Final Report Abstract

The aim of the project was to understand dynamics in the interim storage of phosphorus (P) in agricultural catchments. Here, the transfer of P between different pools in soils and sediments remains still barely understood, especially under the influence of changing redox conditions. Fresh soil and sediment samples were labeled with dissolved 18O-enriched inorganic P (Pi) and incubated for 24 weeks at 20 and 5°C under different hydrological conditions, comprising short and long pulsed drying-rewetting cycles as well as permanently water-logged conditions. Samples were harvested after certain time intervals and immediately treated with a modified five step P sequential extraction protocol. Our approach revealed pronounced dynamics in P pools over time. While in stream bed sediments mainly labile P pools were affected in the long-term, more stable pools were important for vegetated buffer strips and arable soil. In general, we observed that organic P pools played an unexpected role in the mid-term storage of P, which was accompanied by an intense enzymatic turnover of the applied P by microorganisms. Dryingrewetting had a pronounced impact on the fate of P; while vegetated buffer strip soil represented a resilient sink for P, drainage channel sediments were not able to retain additional P in the longterm. Furthermore, the increase in moderately labile Pi in the long-term in drainage channel sediments as well as arable soil highlights the potential of re-mobilization.

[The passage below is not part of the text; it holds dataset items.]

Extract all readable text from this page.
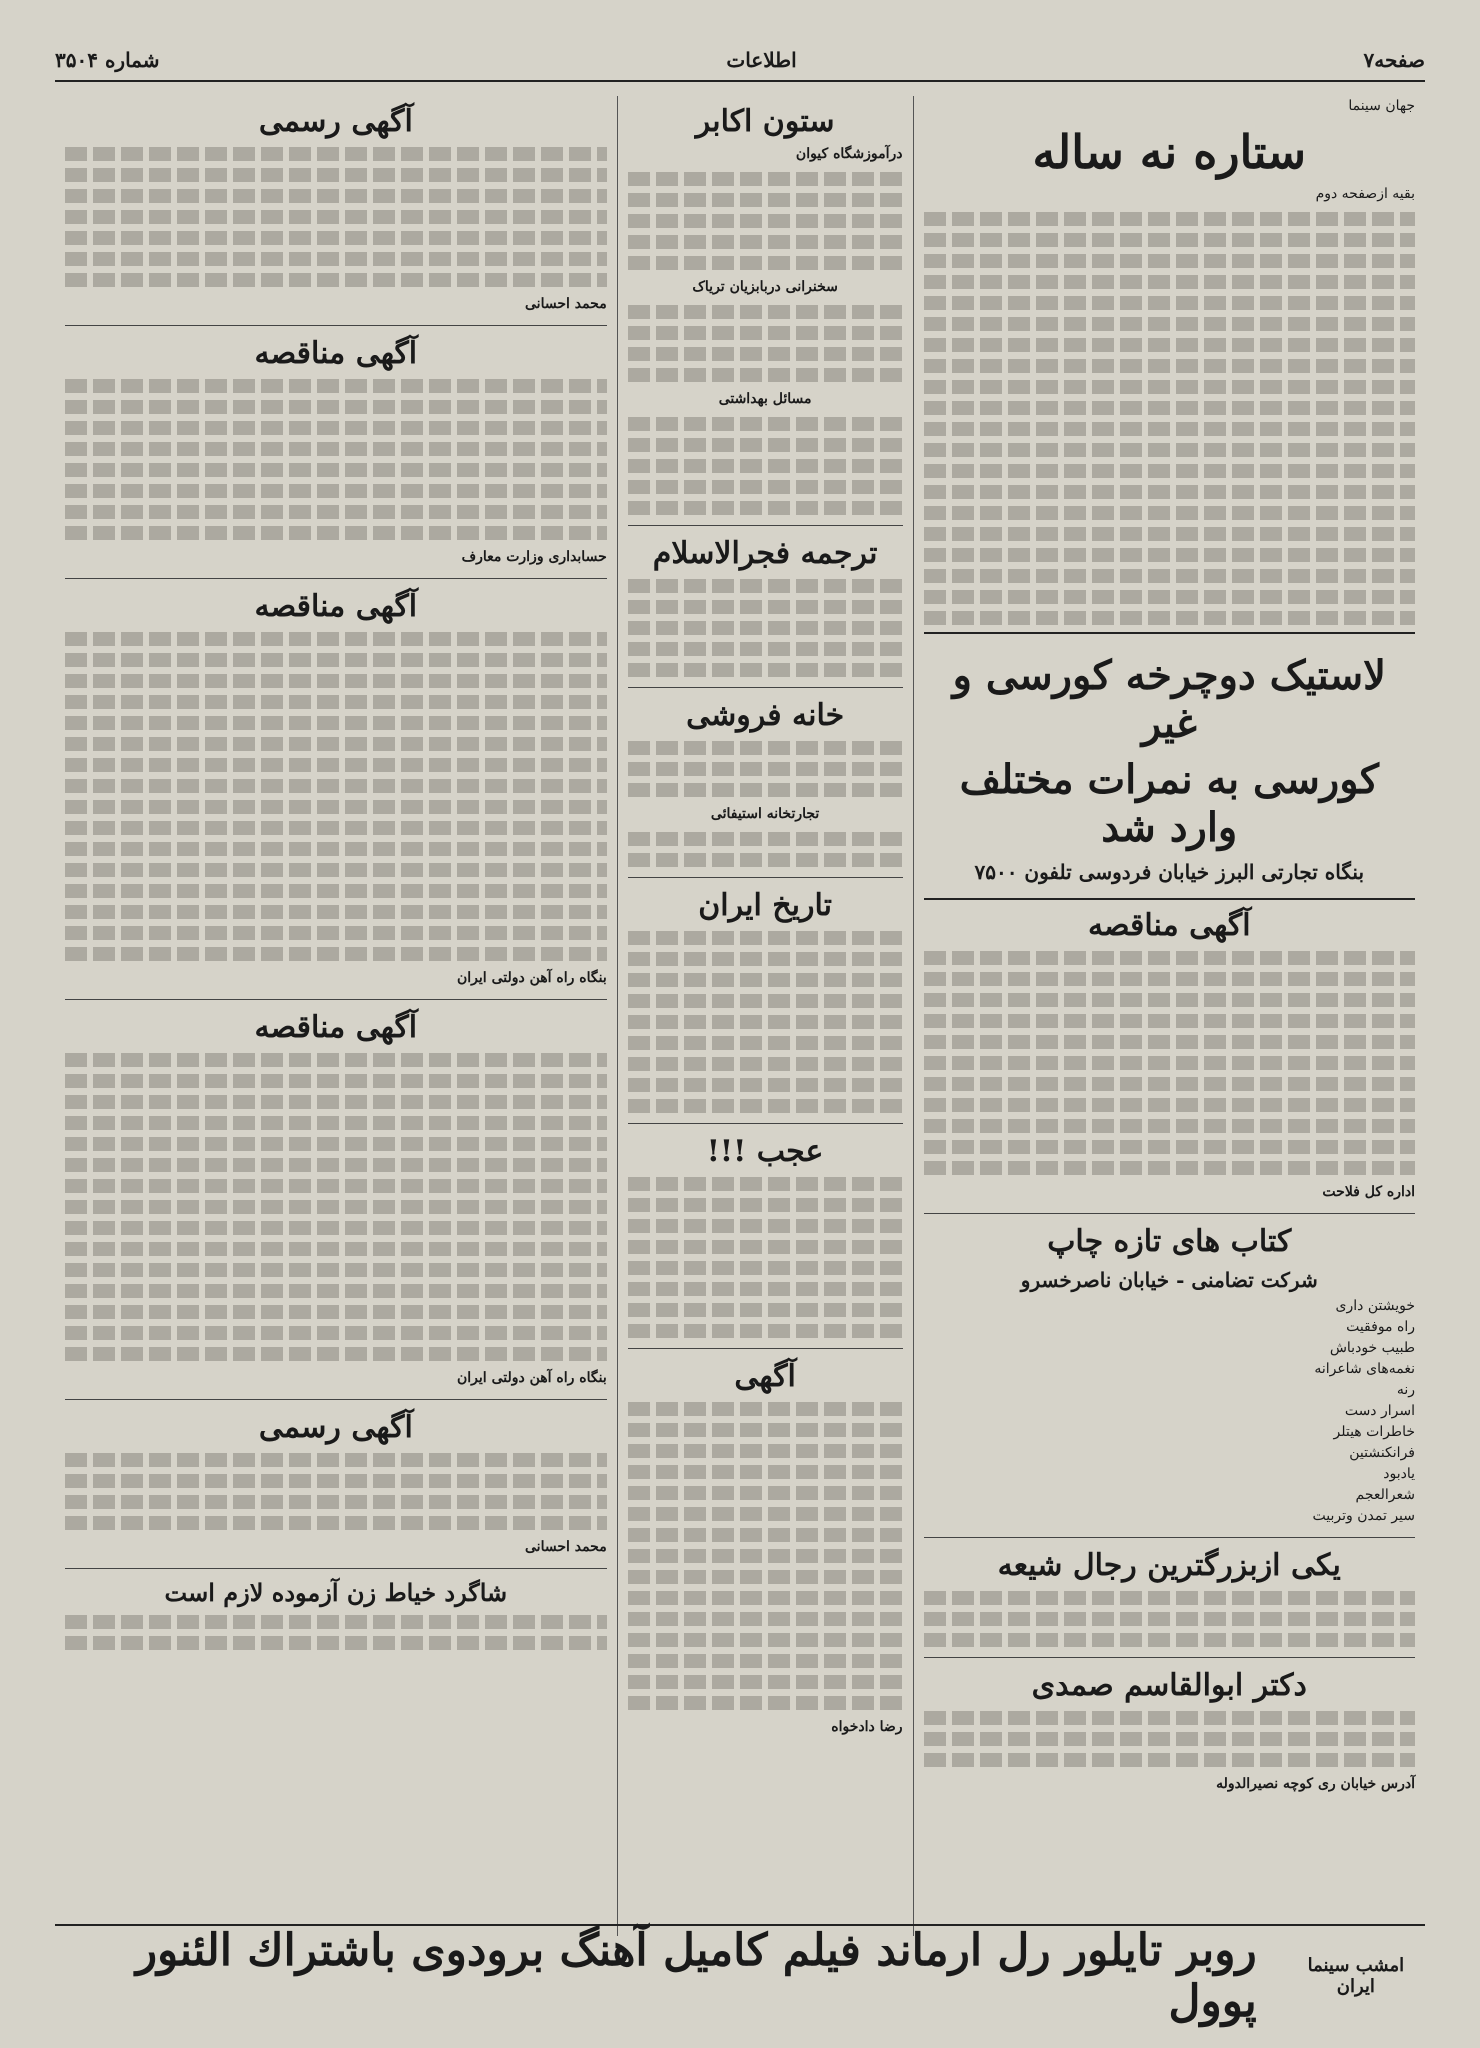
صفحه۷
اطلاعات
شماره ۳۵۰۴
جهان سینما
ستاره نه ساله
بقیه ازصفحه دوم
لاستیک دوچرخه کورسی و غیر
کورسی به نمرات مختلف وارد شد
بنگاه تجارتی البرز خیابان فردوسی تلفون ۷۵۰۰
آگهی مناقصه
اداره کل فلاحت
کتاب های تازه چاپ
شرکت تضامنی - خیابان ناصرخسرو
خویشتن داری
راه موفقیت
طبیب خودباش
نغمه‌های شاعرانه
رنه
اسرار دست
خاطرات هیتلر
فرانکنشتین
یادبود
شعرالعجم
سیر تمدن وتربیت
یکی ازبزرگترین رجال شیعه
دکتر ابوالقاسم صمدی
آدرس خیابان ری کوچه نصیرالدوله
ستون اکابر
درآموزشگاه کیوان
سخنرانی دربابزیان تریاک
مسائل بهداشتی
ترجمه فجرالاسلام
خانه فروشی
تجارتخانه استیفائی
تاریخ ایران
عجب !!!
آگهی
رضا دادخواه
آگهی رسمی
محمد احسانی
آگهی مناقصه
حسابداری وزارت معارف
آگهی مناقصه
بنگاه راه آهن دولتی ایران
آگهی مناقصه
بنگاه راه آهن دولتی ایران
آگهی رسمی
محمد احسانی
شاگرد خیاط زن آزموده لازم است
امشب سینما ایران
روبر تایلور رل ارماند فیلم کامیل آهنگ برودوی باشتراك الئنور پوول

As such, our outcomes hold important implications regarding the management of P in agricultural landscapes in a changing climate. They confirm and underline the important role of vegetated buffer strip soils as sink for P derived from agriculture. Furthermore, the role of drainage channel sediments as interim storage for P in agricultural catchments was found less than expected. Our results also highlight that arable soil undergoes significant changes when subject to drying-rewetting, which is important when soil particles are eroded and enter adjacent drainage channels and stream, or when flooding occurs. Thus, transfer of dissolved or particulate P from arable soil into drainage channel sediments needs to be avoided in order to mitigate the export of P to receiving surface waters.